First came machine vision, then came computer vision

The idea of machines being able to behave like humans has been the stuff of sci-fi for decades. The amazing part is that life has emulated art and it is now a reality that will keep evolving.

When it comes to machine vision vs computer vision, the first is a subset of the other. Machine vision refers to the industrial application of computer vision to mechanically “see” steps through image analysis in a production line and trigger an action that instructs other components in the system to respond. For instance, in the F&B sector, the bottling facility has a machine vision system that is pre-programmed to recognize if bottles are chipped, it can check if correct levels are filled and lids or caps are properly sealed. It can also check if the date stamp has been applied. These jobs would have previously required human supervision but humans are prone to error and fatigue. Machines are superhuman that way, they can keep going and accuracy remains high.

Computer vision can be used alone and does not have to be a part of a larger machine system. This is where it differs from machine vision. Computer vision has much greater processing power since it uses deep learning to identify a large number of variables, identify trends and gain advanced feedback from abstract visual data.

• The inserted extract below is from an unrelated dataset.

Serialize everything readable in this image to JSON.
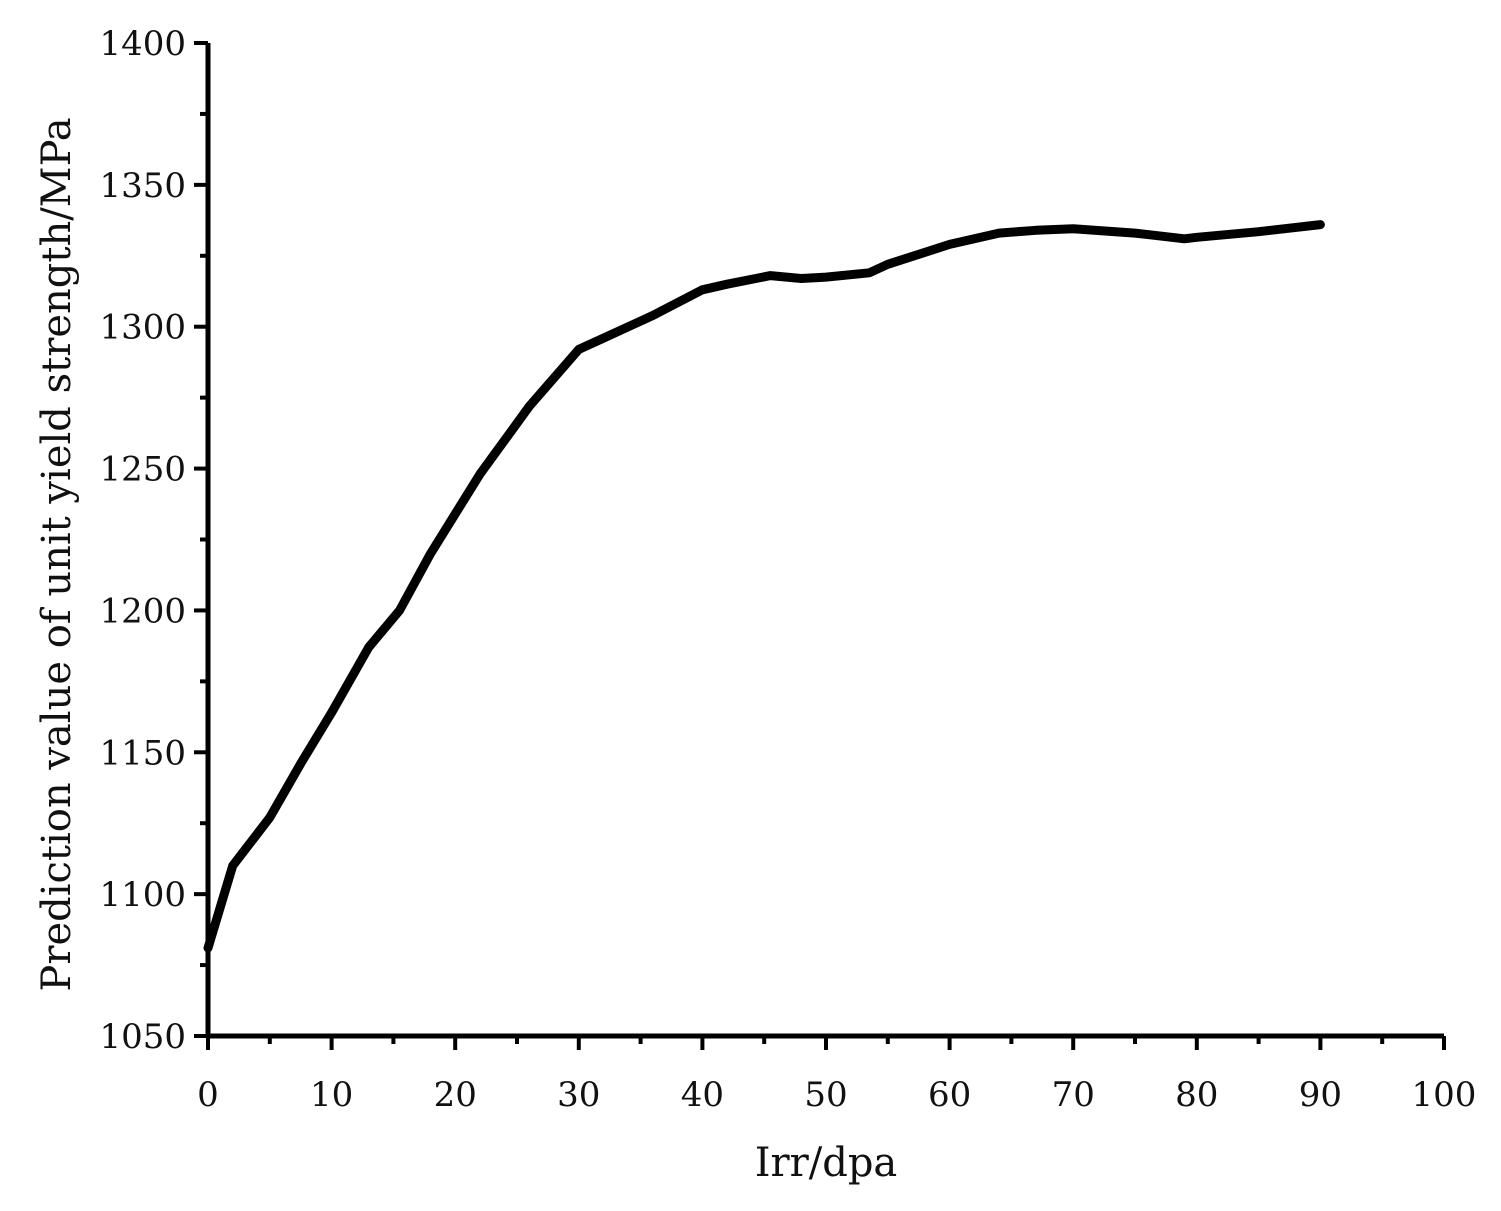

Also read: Why Embracing Intelligent Automation Will Change the Way We Work

Neural networks for CV work like a jigsaw

You read that right! Computer vision puts together images exactly like we put together a jigsaw. It recognizes edges, identifies different pieces and then starts to bring together the pieces. While we humans have the picture on the jigsaw box to guide us on putting the puzzle together, computer vision arrives at the composite picture differently.